The challenges of ending guardianships

Ryan King, 40, of the District, spent nearly a decade trying to end his guardianship. King has cerebral palsy, sickle cell disease, a spatial relationship deficit and an intellectual disability and his parents said they placed him under a guardianship in 2003 after being advised to do so by social services.

Both he and his parents fought to rescind the guardianship when they realized that it was not appropriate for him, but his court-appointed attorney argued against them.

Since ending his guardianship, King has been a longtime advocate for supported decision-making and plans to speak in favor of the bill. He believes that the bill comes as a result of people finally listening to his story and the stories of so many others like him.

“I feel proud about that because words have power,” he said. “I changed a whole lot of people’s lives by telling my story.”

Marian Kornicki, 74, of Roslyn Heights, N.Y., said her family’s experience with a guardianship was so bad that she wants to see them end entirely.

Kornicki said she was misled by an estate lawyer into filing for a guardianship in 2006 over her mother, who had Alzhiemer’s at the time. She became her mother’s personal guardian to help with day-to-day tasks, but said the court appointed separate people to be in charge of her mother’s finances and estate. Under this arrangement, she said court-appointed guardians, who were strangers to them, misused her mother’s money.

Because of this, Kornicki founded a coalition that advocates for an end to guardianships called Victims and Families Harmed by Guardianship. She remains skeptical that an attempted restructuring on the guardianship system would be implemented effectively.

“If you look at the law, it sounds reasonable and rational, but what happens is state supreme courts and probate courts do whatever they want,” she said.

But some, such as Amy Peckinpaugh, 52, of Redford, Mich., believe that guardianships can be necessary in a limited situations.

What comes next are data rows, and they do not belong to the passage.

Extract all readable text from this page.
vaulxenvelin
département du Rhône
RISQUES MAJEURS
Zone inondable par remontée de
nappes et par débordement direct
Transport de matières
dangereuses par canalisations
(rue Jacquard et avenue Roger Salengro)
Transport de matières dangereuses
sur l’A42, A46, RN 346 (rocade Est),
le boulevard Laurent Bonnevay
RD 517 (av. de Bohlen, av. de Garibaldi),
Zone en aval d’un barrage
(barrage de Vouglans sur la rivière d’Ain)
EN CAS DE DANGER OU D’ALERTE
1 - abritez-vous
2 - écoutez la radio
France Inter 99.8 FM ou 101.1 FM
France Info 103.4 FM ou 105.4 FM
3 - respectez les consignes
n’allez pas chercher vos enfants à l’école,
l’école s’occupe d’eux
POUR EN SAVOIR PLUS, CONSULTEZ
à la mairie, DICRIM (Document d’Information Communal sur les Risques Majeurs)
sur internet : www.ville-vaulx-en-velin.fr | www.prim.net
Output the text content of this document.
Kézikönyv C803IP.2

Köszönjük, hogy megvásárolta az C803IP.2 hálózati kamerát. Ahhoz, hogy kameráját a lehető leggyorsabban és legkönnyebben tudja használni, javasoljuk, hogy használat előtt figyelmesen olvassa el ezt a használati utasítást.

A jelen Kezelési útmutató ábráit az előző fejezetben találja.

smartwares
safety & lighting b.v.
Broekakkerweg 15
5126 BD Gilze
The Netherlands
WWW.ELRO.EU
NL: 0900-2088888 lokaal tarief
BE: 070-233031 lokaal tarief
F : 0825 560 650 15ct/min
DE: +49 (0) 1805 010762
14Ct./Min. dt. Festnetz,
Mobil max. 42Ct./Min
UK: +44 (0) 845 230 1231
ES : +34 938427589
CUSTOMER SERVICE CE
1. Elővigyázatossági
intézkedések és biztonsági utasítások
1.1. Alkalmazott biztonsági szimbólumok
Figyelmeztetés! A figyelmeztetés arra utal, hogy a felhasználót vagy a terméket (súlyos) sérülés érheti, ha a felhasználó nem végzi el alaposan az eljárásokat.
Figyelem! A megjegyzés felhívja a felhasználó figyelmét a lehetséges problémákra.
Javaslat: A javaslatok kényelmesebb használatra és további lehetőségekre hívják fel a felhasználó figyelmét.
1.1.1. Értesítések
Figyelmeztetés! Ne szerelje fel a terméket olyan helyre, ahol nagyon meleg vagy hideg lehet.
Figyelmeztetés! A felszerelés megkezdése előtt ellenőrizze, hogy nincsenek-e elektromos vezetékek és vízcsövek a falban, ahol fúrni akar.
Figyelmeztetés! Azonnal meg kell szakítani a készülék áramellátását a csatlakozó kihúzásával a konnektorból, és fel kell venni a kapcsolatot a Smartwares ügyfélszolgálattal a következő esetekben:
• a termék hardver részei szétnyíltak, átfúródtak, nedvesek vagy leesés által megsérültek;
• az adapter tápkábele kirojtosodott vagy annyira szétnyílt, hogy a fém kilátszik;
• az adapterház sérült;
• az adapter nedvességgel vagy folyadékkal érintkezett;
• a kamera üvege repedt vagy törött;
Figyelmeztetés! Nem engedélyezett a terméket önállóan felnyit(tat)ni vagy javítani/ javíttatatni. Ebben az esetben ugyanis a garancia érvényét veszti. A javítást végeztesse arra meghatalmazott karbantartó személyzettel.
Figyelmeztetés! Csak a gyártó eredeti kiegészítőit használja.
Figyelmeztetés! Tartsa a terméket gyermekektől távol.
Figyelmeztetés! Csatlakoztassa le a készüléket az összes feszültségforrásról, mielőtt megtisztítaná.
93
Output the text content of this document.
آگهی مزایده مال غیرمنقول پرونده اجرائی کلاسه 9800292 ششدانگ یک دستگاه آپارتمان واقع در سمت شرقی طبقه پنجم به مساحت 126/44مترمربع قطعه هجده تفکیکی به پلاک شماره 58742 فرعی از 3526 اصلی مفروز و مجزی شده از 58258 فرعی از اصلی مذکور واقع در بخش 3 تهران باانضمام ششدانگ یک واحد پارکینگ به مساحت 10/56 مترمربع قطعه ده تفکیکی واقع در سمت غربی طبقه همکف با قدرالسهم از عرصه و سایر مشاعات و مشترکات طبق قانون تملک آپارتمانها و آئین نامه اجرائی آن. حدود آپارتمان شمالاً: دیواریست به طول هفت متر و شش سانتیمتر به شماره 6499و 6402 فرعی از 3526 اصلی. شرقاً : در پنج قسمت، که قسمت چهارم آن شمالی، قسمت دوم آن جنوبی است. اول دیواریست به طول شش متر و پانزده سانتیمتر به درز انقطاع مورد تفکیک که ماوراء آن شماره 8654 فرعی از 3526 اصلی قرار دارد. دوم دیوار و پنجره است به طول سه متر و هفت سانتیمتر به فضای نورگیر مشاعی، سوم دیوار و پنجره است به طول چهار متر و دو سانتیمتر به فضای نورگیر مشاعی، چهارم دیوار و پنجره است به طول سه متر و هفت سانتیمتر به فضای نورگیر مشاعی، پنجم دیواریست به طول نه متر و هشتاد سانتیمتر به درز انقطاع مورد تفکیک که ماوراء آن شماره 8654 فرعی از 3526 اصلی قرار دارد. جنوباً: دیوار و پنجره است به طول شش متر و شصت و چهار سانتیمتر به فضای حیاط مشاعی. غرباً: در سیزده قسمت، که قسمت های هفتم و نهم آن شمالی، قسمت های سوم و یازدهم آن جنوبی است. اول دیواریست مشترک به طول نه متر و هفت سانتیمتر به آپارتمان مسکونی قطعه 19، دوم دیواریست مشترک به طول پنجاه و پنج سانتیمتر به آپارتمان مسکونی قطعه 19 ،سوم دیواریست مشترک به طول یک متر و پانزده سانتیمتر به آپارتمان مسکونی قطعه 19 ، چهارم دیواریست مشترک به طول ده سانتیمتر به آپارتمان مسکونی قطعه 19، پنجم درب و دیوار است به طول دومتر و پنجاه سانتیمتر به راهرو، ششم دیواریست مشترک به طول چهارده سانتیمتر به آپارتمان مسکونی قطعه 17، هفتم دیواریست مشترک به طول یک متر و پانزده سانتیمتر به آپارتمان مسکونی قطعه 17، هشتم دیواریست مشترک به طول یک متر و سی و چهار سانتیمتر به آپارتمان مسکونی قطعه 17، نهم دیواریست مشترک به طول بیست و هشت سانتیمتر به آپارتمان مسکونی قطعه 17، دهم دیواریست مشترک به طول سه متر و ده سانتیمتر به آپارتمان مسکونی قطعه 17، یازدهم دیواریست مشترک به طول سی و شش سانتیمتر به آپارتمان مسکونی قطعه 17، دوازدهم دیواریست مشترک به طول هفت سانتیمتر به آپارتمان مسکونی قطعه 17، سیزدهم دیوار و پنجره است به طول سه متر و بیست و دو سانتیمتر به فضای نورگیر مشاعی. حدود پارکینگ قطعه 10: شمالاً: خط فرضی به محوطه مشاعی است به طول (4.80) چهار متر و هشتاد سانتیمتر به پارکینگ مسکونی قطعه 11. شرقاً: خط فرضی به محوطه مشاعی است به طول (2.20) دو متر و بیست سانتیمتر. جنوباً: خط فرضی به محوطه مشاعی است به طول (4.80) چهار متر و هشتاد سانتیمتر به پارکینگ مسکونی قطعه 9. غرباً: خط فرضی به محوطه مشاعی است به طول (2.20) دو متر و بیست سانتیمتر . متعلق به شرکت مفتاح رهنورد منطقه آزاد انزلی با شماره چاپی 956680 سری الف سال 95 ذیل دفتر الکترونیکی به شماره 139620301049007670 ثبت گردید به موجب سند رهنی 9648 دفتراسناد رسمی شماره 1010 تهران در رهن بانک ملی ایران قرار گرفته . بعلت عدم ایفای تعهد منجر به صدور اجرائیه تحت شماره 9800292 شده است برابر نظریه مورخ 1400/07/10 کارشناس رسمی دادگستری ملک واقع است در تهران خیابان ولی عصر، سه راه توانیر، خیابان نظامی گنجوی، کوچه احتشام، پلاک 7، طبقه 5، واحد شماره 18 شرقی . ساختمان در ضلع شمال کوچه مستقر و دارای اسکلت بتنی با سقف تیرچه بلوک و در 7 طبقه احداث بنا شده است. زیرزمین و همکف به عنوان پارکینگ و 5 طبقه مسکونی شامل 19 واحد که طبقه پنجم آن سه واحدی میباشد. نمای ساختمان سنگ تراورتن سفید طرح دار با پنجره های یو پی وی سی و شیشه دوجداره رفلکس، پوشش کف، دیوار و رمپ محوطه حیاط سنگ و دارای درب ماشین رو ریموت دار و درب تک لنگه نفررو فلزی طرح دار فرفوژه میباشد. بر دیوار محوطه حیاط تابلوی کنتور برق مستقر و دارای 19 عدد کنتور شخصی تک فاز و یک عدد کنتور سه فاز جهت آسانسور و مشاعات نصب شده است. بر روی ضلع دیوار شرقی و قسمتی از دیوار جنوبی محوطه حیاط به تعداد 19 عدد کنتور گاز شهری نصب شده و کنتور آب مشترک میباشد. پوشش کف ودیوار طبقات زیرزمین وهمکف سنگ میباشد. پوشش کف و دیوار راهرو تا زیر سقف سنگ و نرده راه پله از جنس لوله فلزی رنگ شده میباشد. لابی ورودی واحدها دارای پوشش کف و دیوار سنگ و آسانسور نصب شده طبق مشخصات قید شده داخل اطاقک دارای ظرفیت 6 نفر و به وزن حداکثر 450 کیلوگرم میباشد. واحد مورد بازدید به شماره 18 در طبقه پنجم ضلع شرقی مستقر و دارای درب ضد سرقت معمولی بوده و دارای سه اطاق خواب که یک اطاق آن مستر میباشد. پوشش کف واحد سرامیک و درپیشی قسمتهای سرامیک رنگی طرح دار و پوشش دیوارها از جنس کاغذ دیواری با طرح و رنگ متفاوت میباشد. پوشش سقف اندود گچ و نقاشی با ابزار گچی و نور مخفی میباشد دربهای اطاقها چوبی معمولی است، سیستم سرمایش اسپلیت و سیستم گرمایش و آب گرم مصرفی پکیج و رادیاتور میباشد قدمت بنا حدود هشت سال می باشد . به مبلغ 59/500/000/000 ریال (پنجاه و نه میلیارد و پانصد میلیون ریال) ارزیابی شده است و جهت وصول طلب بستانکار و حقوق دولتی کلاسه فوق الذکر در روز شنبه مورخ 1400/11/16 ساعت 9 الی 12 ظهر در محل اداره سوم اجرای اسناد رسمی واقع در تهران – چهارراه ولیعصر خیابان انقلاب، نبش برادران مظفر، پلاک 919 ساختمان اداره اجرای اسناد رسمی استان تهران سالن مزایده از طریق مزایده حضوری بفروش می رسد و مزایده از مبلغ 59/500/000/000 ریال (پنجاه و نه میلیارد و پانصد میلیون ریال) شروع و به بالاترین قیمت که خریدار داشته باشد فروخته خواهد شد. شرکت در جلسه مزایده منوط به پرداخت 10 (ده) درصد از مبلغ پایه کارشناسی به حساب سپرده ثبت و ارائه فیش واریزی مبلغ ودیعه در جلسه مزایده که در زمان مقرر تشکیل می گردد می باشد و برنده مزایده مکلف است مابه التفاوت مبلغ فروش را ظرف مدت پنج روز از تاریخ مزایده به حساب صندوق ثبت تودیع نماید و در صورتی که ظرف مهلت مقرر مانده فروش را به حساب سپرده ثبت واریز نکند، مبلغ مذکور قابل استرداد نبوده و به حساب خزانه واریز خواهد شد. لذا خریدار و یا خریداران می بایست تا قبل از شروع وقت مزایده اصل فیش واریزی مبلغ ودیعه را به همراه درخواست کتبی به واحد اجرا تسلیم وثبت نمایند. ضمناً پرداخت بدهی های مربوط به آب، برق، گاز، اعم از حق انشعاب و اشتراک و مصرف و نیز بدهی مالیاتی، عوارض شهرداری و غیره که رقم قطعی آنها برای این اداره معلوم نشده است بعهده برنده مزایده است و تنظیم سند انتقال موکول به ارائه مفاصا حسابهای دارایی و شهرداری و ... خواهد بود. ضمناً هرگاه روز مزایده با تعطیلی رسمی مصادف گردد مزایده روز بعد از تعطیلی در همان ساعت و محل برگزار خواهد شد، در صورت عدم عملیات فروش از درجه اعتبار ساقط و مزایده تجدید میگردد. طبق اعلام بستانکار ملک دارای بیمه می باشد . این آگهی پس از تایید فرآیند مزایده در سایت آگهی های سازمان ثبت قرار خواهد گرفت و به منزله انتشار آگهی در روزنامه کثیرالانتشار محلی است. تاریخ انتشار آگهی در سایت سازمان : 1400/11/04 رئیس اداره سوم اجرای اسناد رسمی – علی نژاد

Peckinpaugh filed for guardianship over her sister, Linda VanWormer, after state social services warned her that her sister was in an abusive relationship.

Peckinpaugh said she only used the guardianship to prevent her sister, who has an intellectual disability, from having further contact with the abuser. After 10 years, she and her sister let the guardianship expire in 2021 because they realized they didn’t need it anymore.

But in 2022, a state social worker petitioned for VanWormer to be placed back into a guardianship. VanWormer then had to fight both her court appointed attorney and the judge assigned to her case for months to stay out of a guardianship.

“The judge came around to be supportive,” Peckinpaugh said. “But in his decades being on the bench, he said he’d only restored rights to two people, which was kind of terrifying.”

In her purse, VanWormer now carries around a copy of the judge’s decision.

“It feels so good to be free,” she said. “I finally get to make my decisions with support from my family.”